The new CEO of collapsed crypto exchange FTX delivered a scathing rebuke to his predecessor Sam Bankman-Fried on Thursday, accusing the former boss of allowing “a complete failure of corporate controls.”
John Ray III was named chief executive of FTX last week, just before the company filed for Chapter 11 bankruptcy and Bankman-Fried resigned. The attorney who previously oversaw energy company Enron’s $23 billion bankruptcy is now tasked with investigating FTX’s rapid and stunning decline.
“Never in my career have I seen such a complete failure of corporate controls and a complete lack of trustworthy financial information,” Ray said said in a file in the US Bankruptcy Court for the District of Delaware. “From the compromised system integrity and flawed regulatory oversight abroad, to the concentration of control in the hands of a very small group of inexperienced, inexperienced and potentially vulnerable individuals, this situation is unprecedented.”
In the filing, Ray said he had “no confidence” in the accuracy of the financial statements of FTX and its affiliated trading firm, Alamedia Research. The companies, he wrote, were “unaudited and produced while the debtors [FTX] were by Mr. Bankmann-Fried.”
A “significant portion” of the assets held by FTX “could be missing or stolen,” Ray said in the filing.

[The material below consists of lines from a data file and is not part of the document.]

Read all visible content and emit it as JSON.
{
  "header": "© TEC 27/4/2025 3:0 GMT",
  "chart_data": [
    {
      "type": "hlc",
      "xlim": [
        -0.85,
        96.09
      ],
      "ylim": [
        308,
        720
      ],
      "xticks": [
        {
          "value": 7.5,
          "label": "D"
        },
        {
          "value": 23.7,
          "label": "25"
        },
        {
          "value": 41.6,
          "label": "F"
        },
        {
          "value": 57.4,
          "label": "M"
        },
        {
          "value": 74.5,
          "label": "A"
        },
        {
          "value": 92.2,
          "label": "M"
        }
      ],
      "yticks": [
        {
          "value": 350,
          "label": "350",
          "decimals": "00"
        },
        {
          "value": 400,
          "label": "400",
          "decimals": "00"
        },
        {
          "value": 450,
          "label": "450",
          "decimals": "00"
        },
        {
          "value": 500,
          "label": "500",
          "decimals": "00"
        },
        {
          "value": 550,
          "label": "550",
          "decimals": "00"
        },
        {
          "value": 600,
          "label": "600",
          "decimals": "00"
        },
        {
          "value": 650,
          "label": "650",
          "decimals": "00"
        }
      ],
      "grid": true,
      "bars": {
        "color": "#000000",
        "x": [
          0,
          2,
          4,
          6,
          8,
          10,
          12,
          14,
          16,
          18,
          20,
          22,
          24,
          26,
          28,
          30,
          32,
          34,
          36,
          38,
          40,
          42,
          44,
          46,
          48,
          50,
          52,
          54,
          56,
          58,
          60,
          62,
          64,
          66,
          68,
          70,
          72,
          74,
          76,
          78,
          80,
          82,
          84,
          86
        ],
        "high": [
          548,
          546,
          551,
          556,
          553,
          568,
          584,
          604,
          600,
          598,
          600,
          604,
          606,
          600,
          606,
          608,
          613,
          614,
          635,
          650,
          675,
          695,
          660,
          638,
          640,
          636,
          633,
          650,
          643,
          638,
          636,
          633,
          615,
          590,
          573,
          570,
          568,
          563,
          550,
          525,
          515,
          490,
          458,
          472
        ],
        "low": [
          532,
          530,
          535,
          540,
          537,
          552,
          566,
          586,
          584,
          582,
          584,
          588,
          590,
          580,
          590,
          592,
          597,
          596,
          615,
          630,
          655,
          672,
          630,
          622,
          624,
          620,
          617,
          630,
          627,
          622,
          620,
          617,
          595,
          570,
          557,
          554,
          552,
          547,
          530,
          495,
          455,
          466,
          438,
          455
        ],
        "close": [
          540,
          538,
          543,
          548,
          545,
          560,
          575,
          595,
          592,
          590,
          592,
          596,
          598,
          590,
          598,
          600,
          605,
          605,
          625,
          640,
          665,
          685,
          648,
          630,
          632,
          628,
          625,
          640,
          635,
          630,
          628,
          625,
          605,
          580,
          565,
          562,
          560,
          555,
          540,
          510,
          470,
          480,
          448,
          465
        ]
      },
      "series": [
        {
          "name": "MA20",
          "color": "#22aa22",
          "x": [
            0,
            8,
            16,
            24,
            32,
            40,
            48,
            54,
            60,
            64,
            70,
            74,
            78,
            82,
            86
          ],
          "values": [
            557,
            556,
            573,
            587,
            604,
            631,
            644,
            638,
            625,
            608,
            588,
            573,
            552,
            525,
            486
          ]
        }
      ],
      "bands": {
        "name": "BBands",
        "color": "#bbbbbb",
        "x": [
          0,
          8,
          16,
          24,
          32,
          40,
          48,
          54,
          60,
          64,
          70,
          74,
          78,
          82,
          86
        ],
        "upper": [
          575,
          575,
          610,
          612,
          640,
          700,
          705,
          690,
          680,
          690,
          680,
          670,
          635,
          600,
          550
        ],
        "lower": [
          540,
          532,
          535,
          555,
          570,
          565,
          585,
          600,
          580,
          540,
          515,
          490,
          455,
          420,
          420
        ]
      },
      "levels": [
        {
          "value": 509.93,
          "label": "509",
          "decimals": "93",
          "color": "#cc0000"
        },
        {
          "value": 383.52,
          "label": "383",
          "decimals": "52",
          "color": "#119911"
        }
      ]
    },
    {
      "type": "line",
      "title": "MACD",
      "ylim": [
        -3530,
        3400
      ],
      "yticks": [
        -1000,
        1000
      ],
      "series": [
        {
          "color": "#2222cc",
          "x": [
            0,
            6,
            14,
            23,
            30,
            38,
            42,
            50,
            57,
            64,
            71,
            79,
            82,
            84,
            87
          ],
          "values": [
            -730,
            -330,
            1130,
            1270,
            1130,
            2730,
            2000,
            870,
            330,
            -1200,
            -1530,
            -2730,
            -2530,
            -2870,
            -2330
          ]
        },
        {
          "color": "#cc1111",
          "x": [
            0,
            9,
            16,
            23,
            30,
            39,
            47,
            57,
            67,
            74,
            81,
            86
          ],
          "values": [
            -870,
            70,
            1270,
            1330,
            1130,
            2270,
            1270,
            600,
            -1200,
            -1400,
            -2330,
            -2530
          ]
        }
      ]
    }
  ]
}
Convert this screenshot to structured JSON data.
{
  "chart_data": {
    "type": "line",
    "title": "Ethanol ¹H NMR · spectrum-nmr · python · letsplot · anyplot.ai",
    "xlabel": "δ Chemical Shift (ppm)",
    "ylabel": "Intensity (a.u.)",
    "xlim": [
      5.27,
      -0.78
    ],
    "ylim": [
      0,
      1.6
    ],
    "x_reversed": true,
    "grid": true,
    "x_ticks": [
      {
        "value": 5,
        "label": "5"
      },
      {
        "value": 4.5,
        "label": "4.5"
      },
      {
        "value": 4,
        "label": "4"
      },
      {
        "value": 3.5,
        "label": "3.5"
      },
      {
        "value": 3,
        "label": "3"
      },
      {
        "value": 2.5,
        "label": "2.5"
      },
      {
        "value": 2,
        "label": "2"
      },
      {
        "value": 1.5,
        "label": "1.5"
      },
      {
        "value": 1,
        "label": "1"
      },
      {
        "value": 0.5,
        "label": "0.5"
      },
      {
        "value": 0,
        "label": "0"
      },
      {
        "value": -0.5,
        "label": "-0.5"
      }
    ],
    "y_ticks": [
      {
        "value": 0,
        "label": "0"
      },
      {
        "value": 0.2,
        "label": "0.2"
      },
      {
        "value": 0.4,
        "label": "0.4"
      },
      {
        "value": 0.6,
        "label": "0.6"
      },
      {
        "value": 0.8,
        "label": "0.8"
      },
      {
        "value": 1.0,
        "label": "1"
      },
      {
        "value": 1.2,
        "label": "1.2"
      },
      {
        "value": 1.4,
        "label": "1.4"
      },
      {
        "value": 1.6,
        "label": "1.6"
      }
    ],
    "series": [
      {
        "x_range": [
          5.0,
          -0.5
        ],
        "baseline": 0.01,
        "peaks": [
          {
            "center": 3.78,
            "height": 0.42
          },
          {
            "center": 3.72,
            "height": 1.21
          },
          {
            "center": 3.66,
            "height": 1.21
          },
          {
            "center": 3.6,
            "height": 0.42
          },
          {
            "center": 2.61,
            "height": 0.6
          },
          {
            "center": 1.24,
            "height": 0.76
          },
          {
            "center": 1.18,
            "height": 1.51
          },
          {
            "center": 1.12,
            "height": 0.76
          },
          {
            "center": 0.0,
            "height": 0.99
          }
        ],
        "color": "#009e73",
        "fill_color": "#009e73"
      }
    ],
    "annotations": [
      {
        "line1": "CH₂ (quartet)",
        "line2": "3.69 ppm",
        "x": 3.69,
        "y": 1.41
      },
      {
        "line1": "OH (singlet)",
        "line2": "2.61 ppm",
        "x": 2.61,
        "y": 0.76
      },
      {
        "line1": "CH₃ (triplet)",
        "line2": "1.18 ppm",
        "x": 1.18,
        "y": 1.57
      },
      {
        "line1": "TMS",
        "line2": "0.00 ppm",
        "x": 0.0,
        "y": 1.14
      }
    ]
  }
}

The newly appointed executive also pointed out that many of the FTX Group companies did not have adequate corporate governance and did not hold board meetings. In addition, he suggested that employees should use company funds to pay for houses and other items.
“I understand that in the Bahamas, FTX Group corporate funds were used to purchase homes and other personal items for employees and consultants. I understand that there appears to be no documentation for certain of these transactions as loans, and that certain real estate was entered in the Bahamas records in the personal names of these employees and consultants,” he said.
FTX, once the third largest exchange in the world with a valuation of nearly $32 billion, sent shockwaves through the crypto world on Friday when it announced it was filing for bankruptcy along with Alameda Research and other related companies. Days earlier, industry competitor Binance pulled out of a deal to buy its struggling competitor after looking through the books and learning that FTX had been “mishandling customer funds.”
Bankman-Fried, the company’s founder and CEO, announced his resignation as bankruptcy filings were filed in Delaware on Friday.
Both the company and Bankman-Fried are under investigation in the US and elsewhere over possible securities breaches over allegations that FTX used $10 billion in customer funds to prop up its affiliated trading firm, Alameda Research.
The sudden collapse that threatened to rock futures markets has been likened to the crypto industry’s “Lehman Brothers” moment – a reference to the collapse of the global financial services company in 2008 that helped spark the global financial crisis.
It has raised major concerns about an industry that has remained largely unregulated.
panels in the two Senate and House of Representatives plan to hold FTX collapse hearings next month. The House Financial Services Committees and Senate Banking Committees are planning hearings in December that will examine the abrupt demise of FTX led by Bankman-Fried, a Democratic mega-donor.